Bush's senior adviser, Karl Rove, targeted "wired workers" in the administration's first year as one of the groups among whom the president would try to improve his performance in 2004. The focus on medical technology, which Bush included in his January State of the Union address, is also part of an effort by Bush's aides to expand his plans for health care beyond Medicare and reach voters in their thirties and forties.

Last month, the White House put out a policy book titled "A New Generation of American Innovation" that called for promoting hydrogen fuel technology, "transforming health care through health information technology" and speeding up the roll-out of high-speed Internet service.

Three weeks later, Bush-Cheney '04 announced a coalition called "Innovators for Bush," which was launched with a video of testimonials from leading executives in technology, telecommunications and biotechnology. The coalition is part of a campaign program that eventually will set up state-by-state groups aimed at farmers, firefighters, Jewish voters and a few dozen other categories.

Both parties like to talk about technology because it makes voters think about the future, and Kerry's health-care agenda calls for "ensuring all Americans have secure, private electronic medical records by 2008." Kerry spokesman Phil Singer called Bush's Nashville appearance a "hollow, misleading" photo opportunity.

The talk-show-style event at Vanderbilt was paid for by taxpayers, but the political overtones were obvious.

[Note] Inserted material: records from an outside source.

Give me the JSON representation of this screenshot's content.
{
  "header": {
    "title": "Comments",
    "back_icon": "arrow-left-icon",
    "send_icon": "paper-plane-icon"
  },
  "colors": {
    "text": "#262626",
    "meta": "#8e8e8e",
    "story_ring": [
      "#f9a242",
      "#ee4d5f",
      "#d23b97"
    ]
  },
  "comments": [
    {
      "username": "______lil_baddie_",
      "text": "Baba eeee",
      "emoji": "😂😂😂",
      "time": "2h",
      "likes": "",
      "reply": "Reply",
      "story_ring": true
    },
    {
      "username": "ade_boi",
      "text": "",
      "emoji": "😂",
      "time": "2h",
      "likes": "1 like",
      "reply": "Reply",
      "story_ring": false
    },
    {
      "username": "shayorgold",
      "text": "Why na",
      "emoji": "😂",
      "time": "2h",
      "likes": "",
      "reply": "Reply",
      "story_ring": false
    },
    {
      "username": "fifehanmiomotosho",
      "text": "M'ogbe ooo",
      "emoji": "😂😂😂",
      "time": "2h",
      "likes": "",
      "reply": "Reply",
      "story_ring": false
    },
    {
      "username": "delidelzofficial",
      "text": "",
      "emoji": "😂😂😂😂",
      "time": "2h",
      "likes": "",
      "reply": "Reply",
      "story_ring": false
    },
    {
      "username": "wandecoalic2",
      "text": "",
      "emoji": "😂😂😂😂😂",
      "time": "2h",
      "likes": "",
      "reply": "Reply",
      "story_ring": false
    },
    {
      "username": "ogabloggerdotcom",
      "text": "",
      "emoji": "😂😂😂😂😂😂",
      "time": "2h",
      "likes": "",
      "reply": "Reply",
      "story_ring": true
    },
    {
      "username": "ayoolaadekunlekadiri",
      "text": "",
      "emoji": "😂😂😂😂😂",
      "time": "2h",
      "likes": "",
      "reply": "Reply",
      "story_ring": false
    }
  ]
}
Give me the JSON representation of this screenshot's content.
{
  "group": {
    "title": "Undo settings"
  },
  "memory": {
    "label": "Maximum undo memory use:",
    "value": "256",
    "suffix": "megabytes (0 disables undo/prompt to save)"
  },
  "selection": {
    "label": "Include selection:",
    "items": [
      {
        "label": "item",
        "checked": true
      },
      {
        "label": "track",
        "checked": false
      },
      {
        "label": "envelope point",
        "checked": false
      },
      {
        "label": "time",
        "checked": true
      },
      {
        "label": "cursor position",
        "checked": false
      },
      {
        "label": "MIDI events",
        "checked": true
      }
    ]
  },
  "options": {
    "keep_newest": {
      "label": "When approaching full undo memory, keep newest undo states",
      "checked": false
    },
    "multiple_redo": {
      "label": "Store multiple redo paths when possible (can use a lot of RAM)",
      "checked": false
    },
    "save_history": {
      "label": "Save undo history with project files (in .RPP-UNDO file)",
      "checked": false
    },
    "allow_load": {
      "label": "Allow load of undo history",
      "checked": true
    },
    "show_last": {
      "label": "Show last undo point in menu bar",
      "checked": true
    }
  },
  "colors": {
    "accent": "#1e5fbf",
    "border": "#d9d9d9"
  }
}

Bush spoke in front of a giant backdrop saying "Better Healthcare, Better Technology." Seated next to him was Jennifer Queen, mother of a 7-year-old who uses a tracheotomy tube and has benefited from Vanderbilt's electronic records program.

"She's here as a mom," Bush said to Queen. To heart patient Bob McNeilly, the president said, "Tell us how electronic records affected you."

"We're at Vanderbilt for a reason," Bush said. "It's because this hospital is, and system is, innovative and different. And it's on the leading edge of change."

The president was in Music City primarily to headline a $1.7 million reception and dinner for the Republican National Committee's Victory 2004 fund, and the technology event was added to produce favorable news coverage in Tennessee.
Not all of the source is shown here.